The Low/Medium/High accuracy level do set parameters for MD simulations 
(boxsize, cutoff, initial optimization steps, time step of the MD run, 
heating time, time of the final equilibration steps) and QM/MM simulations 
(solvent droplet radius, mobile layer radius, number of samples produced in the
Wigner sampling) of increasing complexity, accuracy and computational cost.

After the simulation is run, the simulated spectrum is available as a 
collection CUDS objects attached to the `SYSTEM` object. Their structure is
depicted in the figure below.

<figure style="display: table; text-align:center; margin-left: auto; margin-right:auto">

![COBRAMM Wrapper input](./static/graph_pattern.drawio.svg)

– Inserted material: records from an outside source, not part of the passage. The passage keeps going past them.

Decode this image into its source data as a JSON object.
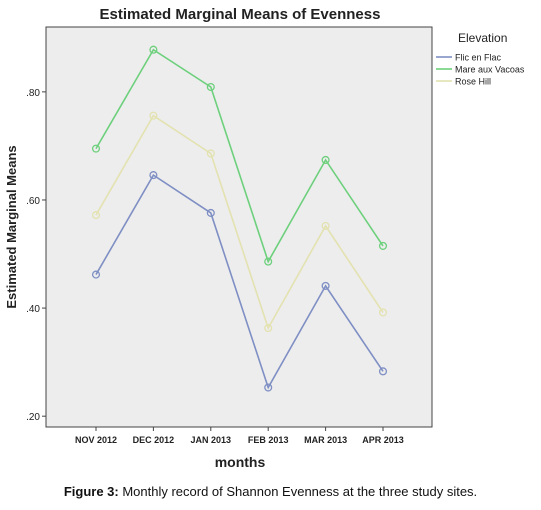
{
  "chart_data": {
    "type": "line",
    "title": "Estimated Marginal Means of Evenness",
    "xlabel": "months",
    "ylabel": "Estimated Marginal Means",
    "categories": [
      "NOV 2012",
      "DEC 2012",
      "JAN 2013",
      "FEB 2013",
      "MAR 2013",
      "APR 2013"
    ],
    "yticks": [
      ".20",
      ".40",
      ".60",
      ".80"
    ],
    "ylim": [
      0.18,
      0.92
    ],
    "legend_title": "Elevation",
    "legend_position": "right",
    "grid": false,
    "series": [
      {
        "name": "Flic en Flac",
        "color": "#7f8fc4",
        "values": [
          0.462,
          0.646,
          0.576,
          0.253,
          0.441,
          0.283
        ]
      },
      {
        "name": "Mare aux Vacoas",
        "color": "#6dd07c",
        "values": [
          0.695,
          0.878,
          0.809,
          0.486,
          0.674,
          0.515
        ]
      },
      {
        "name": "Rose Hill",
        "color": "#e3e2b0",
        "values": [
          0.572,
          0.756,
          0.686,
          0.363,
          0.552,
          0.392
        ]
      }
    ]
  },
  "caption": {
    "label": "Figure 3:",
    "text": " Monthly record of Shannon Evenness at the three study sites."
  }
}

<figcaption style="display: table-caption; caption-side: bottom; text-align:center">

_Diagram showing the pattern of input CUDS objects that the COBRAMM wrapper
expects to find in the session's knowledge graph and the CUDS objects that are
produced as simulation outputs._

</figcaption>
    
</figure>

## Example

An example of how to use the wrapper is available in 
`examples/simulation_example.py`. In the example, the COBRAMM wrapper is used
to compute the linear absorption spectrum of Formaldehyde in water at 1 atm and
300 K.

```{include} ../examples/simulation_example.py
   :code: python
   :number-lines: 1
```

Lines 22-25: we include in the material the four atoms of the formaldehyde 
specifying their cartesian coordinates in Angstroms.

Lines 30-39: we specify the physical conditions, i.e., temperature, pressure,
and solvent.  

Lines 47-49: we add the material specified above to the COBRAMM wrapper.

Line 57: we run the simulation.

Line 60: we extract the simulated spectrum.